Their modern epoch began with the Statute of Emancipation of 1848 (celebrated on 17 February each year). Admired, assisted, and advised by Anglo-Saxon evangelicals (notably General Beckwith, who said to them, “Evangelize or perish”), they exploited fully Cavour's policy of “A Free Church in a Free State,” and abandoning their French patois, they exchanged their ghetto image for that of an Israel in diaspora-a cultural and religious leaven at work all over Italy. By founding a theological college in 1855, first in Florence and later in Rome, they have come to terms with the highest values in Italian culture. From it Luzzi gave Italy an Italian Bible, and Giovanni Miegge a distinctive Barthian theology that supported intellectual, spiritual, and physical resistance to Fascism. Latterly, the Facoltà Valdese in Rome played a vital role in ecumenical contact with Roman Catholic theology, and V. Subilia is perhaps the acutest Protestant assessor of Vatican II. A daughter college in Buenos Aires (shared with Methodism) serves South American Protestantism.
The supreme court of the church, a synod meeting annually in Torre Pellice, elects a moderator (for seven-year terms) and an executive board (Tavola). Though only 20,000 communicant members strong, the church has schools, orphanages, homes for the aged, hospitals, and a publishing house (Claudiana). It supports missions in Africa as well as Servizio Cristiano in Riesi and Palermo, Sicily. In this last work, Tullio Vinay pioneers the sociopolitical involvement of radical Christianity.
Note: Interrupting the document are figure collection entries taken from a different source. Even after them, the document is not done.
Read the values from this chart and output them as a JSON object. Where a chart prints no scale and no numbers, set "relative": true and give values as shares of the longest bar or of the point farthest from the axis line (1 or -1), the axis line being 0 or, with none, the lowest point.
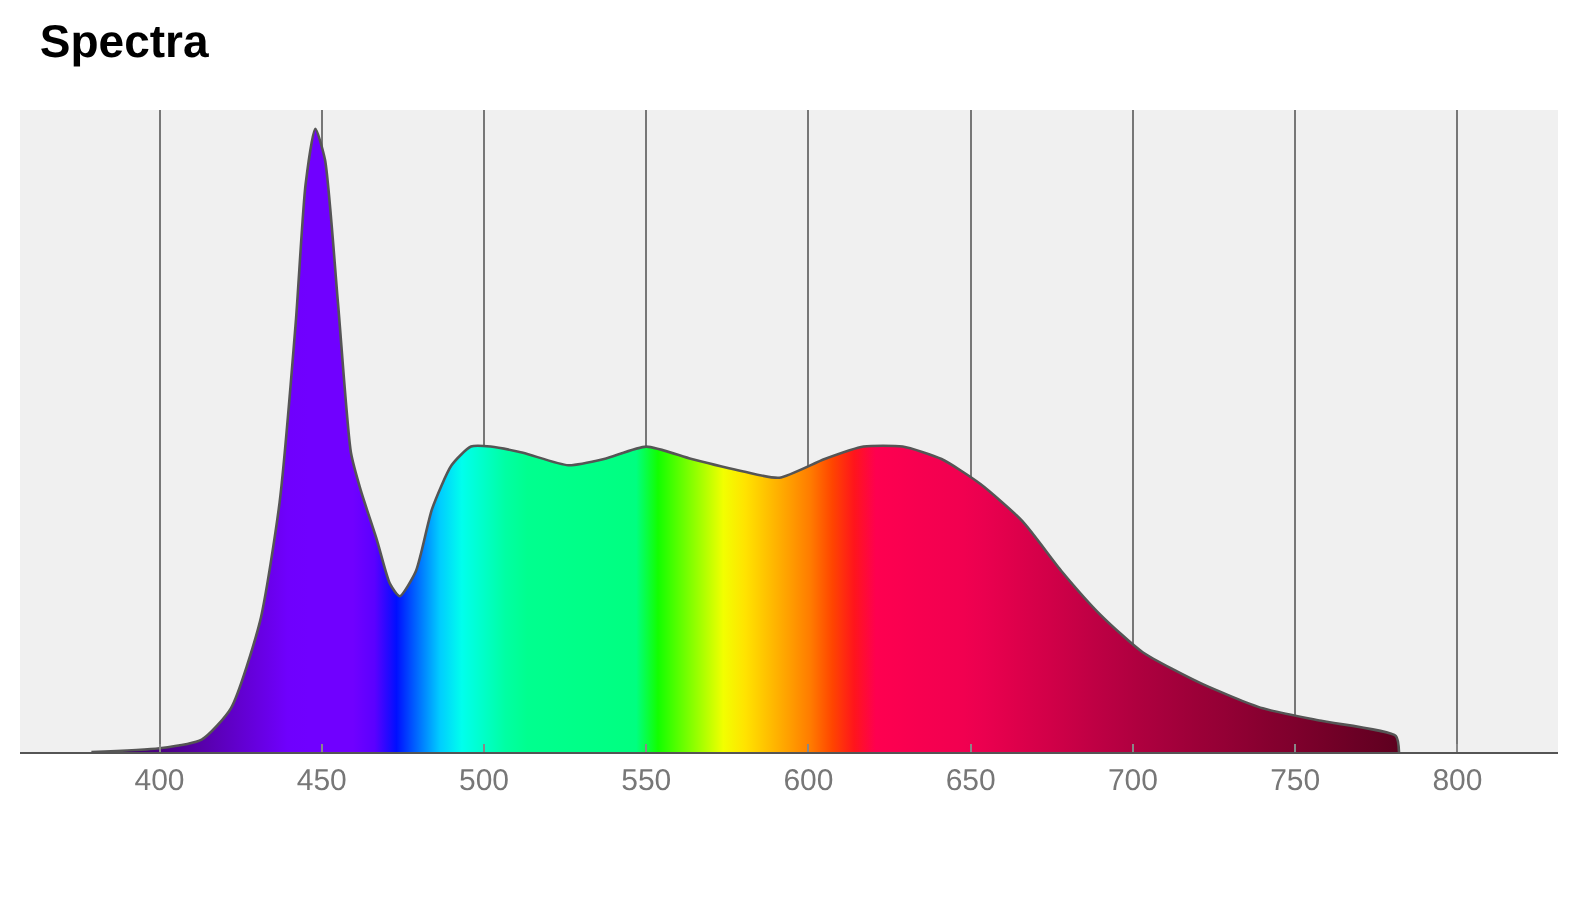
{
  "chart_data": {
    "type": "area",
    "title": "Spectra",
    "relative": true,
    "x": [
      379,
      400,
      413,
      422,
      431,
      437,
      442,
      445,
      448,
      451,
      455,
      459,
      462,
      467,
      471,
      474,
      479,
      484,
      490,
      496,
      502,
      512,
      526,
      537,
      550,
      564,
      580,
      591,
      605,
      617,
      629,
      641,
      653,
      666,
      678,
      690,
      703,
      721,
      740,
      758,
      781,
      782
    ],
    "series": [
      {
        "color": "#555555",
        "values": [
          0,
          0.006,
          0.02,
          0.07,
          0.21,
          0.4,
          0.69,
          0.91,
          1,
          0.95,
          0.72,
          0.48,
          0.42,
          0.34,
          0.27,
          0.25,
          0.29,
          0.39,
          0.46,
          0.49,
          0.49,
          0.48,
          0.46,
          0.47,
          0.49,
          0.47,
          0.45,
          0.44,
          0.47,
          0.49,
          0.49,
          0.47,
          0.43,
          0.37,
          0.29,
          0.22,
          0.16,
          0.11,
          0.07,
          0.05,
          0.026,
          0
        ]
      }
    ],
    "xlim": [
      357,
      831
    ],
    "xticks": [
      400,
      450,
      500,
      550,
      600,
      650,
      700,
      750,
      800
    ],
    "grid": "x"
  }
}
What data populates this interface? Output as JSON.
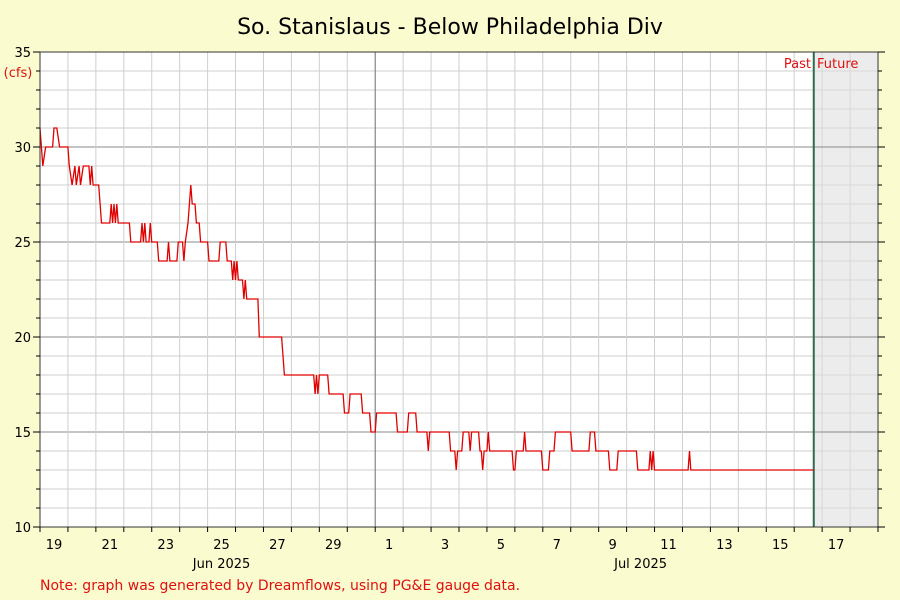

All Italian Protestantism has been strongly influenced by the Waldensian ethos. No church union has taken place, but with the Italian Methodist Church, cooperation has reached the stage of mutual recognition of ministry and membership, and the regular holding of joint meetings of the two synods.
J.A. Wylie, History of the Waldenses (1880); G.B. Watt, The Waldenses in the New World (1941) and The Waldenses of Valdese (1965); E. Comba, Storia dei Valdesi (4th ed., 1950); F. Junker, Die Waldesner (1970).